When he was fifty-five, Stabile Yehedarhed Hav­zhiva went back to Yotebber for a visit. He had not been there for a long time. His work as Ekumenical Advisor to the Yeowan Ministry of Social Justice had kept him in the north, with frequent trips to the other hemisphere. He had lived for years in the Old Capital with his partner, but often visited the New Capital at the request of a new Ambassador who wanted to draw on his expertise. His partner—they had lived together for eighteen years, but there was no marriage on Yeowe—had a book she was trying to finish, and admitted that she would like to have the apartment to herself for a couple of weeks while she wrote. “Take that trip south you keep mooning about,” she said. “I’ll fly down as soon as I’m done. I won’t tell any damned politicians where you are. Escape! Go, go, go!”

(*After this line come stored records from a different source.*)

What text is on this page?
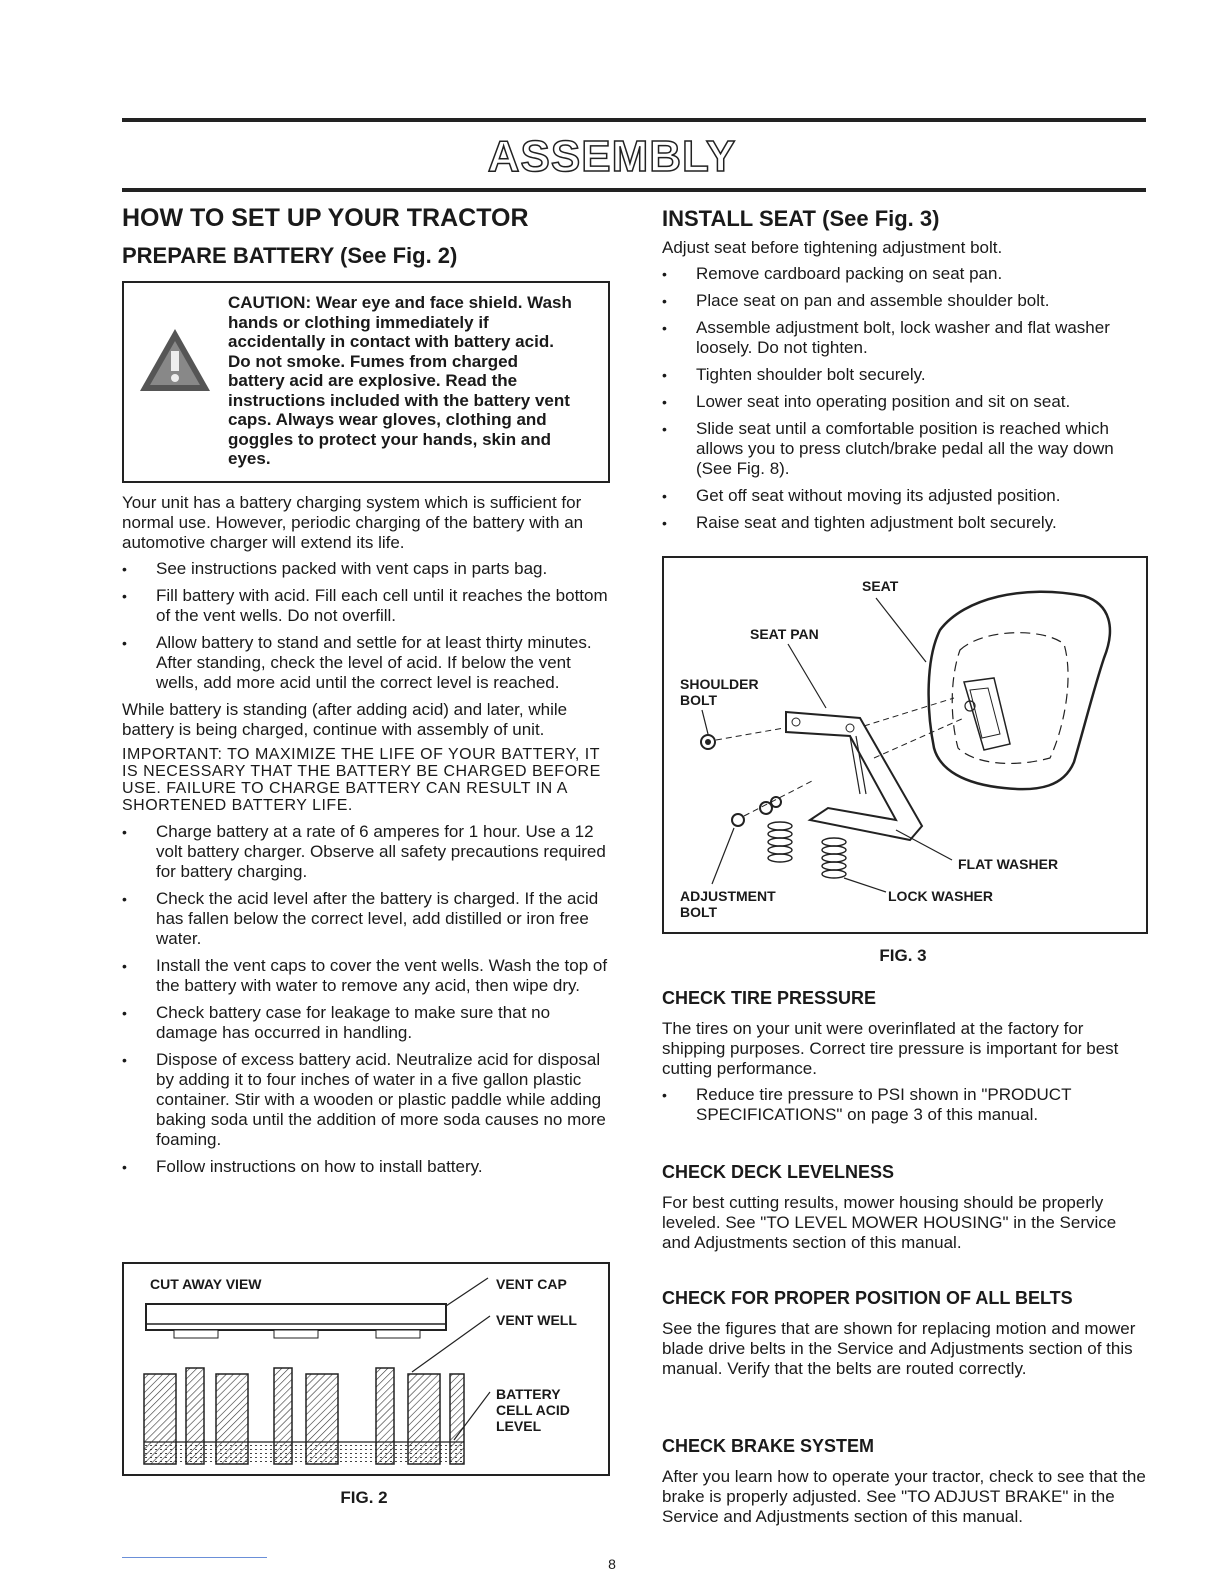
ASSEMBLY
HOW TO SET UP YOUR TRACTOR
PREPARE BATTERY (See Fig. 2)
CAUTION: Wear eye and face shield. Wash hands or clothing immediately if accidentally in contact with battery acid. Do not smoke. Fumes from charged battery acid are explosive. Read the instructions included with the battery vent caps. Always wear gloves, clothing and goggles to protect your hands, skin and eyes.

Your unit has a battery charging system which is sufficient for normal use. However, periodic charging of the battery with an automotive charger will extend its life.

• See instructions packed with vent caps in parts bag.
• Fill battery with acid. Fill each cell until it reaches the bottom of the vent wells. Do not overfill.
• Allow battery to stand and settle for at least thirty minutes. After standing, check the level of acid. If below the vent wells, add more acid until the correct level is reached.

While battery is standing (after adding acid) and later, while battery is being charged, continue with assembly of unit.

IMPORTANT: TO MAXIMIZE THE LIFE OF YOUR BATTERY, IT IS NECESSARY THAT THE BATTERY BE CHARGED BEFORE USE. FAILURE TO CHARGE BATTERY CAN RESULT IN A SHORTENED BATTERY LIFE.

• Charge battery at a rate of 6 amperes for 1 hour. Use a 12 volt battery charger. Observe all safety precautions required for battery charging.
• Check the acid level after the battery is charged. If the acid has fallen below the correct level, add distilled or iron free water.
• Install the vent caps to cover the vent wells. Wash the top of the battery with water to remove any acid, then wipe dry.
• Check battery case for leakage to make sure that no damage has occurred in handling.
• Dispose of excess battery acid. Neutralize acid for disposal by adding it to four inches of water in a five gallon plastic container. Stir with a wooden or plastic paddle while adding baking soda until the addition of more soda causes no more foaming.
• Follow instructions on how to install battery.
CUT AWAY VIEW	VENT CAP
VENT WELL
BATTERY
CELL ACID
LEVEL
FIG. 2
INSTALL SEAT (See Fig. 3)

Adjust seat before tightening adjustment bolt.

• Remove cardboard packing on seat pan.
• Place seat on pan and assemble shoulder bolt.
• Assemble adjustment bolt, lock washer and flat washer loosely. Do not tighten.
• Tighten shoulder bolt securely.
• Lower seat into operating position and sit on seat.
• Slide seat until a comfortable position is reached which allows you to press clutch/brake pedal all the way down (See Fig. 8).
• Get off seat without moving its adjusted position.
• Raise seat and tighten adjustment bolt securely.
SEAT
SEAT PAN
SHOULDER
BOLT
FLAT WASHER
ADJUSTMENT
BOLT
LOCK WASHER
FIG. 3
CHECK TIRE PRESSURE

The tires on your unit were overinflated at the factory for shipping purposes. Correct tire pressure is important for best cutting performance.

• Reduce tire pressure to PSI shown in "PRODUCT SPECIFICATIONS" on page 3 of this manual.
CHECK DECK LEVELNESS

For best cutting results, mower housing should be properly leveled. See "TO LEVEL MOWER HOUSING" in the Service and Adjustments section of this manual.

CHECK FOR PROPER POSITION OF ALL BELTS

See the figures that are shown for replacing motion and mower blade drive belts in the Service and Adjustments section of this manual. Verify that the belts are routed correctly.

CHECK BRAKE SYSTEM

After you learn how to operate your tractor, check to see that the brake is properly adjusted. See "TO ADJUST BRAKE" in the Service and Adjustments section of this manual.

8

He went. He had never liked flying, though he had had to do a great deal of it, and so he made the long journey by train. They were good, fast trains, terribly crowded, people at every station swarming and rushing and shouting bribes to the conductors, though not trying to ride the roofs of the cars, not at 130 kmh. He had a private room in a through car to Yotebber City. He spent the long hours in silence watching the landscape whirl by, the reclamation projects, the old wastelands, the young forests, the swarming cities, miles of shacks and cabins and cottages and houses and apartment buildings, sprawling Werel-style compounds with connected houses and kitchen gardens and worksheds, factories, huge new plants; and then suddenly the country again, canals and irrigation tanks reflecting the colors of the evening sky, a bare-legged child walking with a great white ox past a field of shadowy grain. The nights were short, a dark, rocking sweetness of sleep.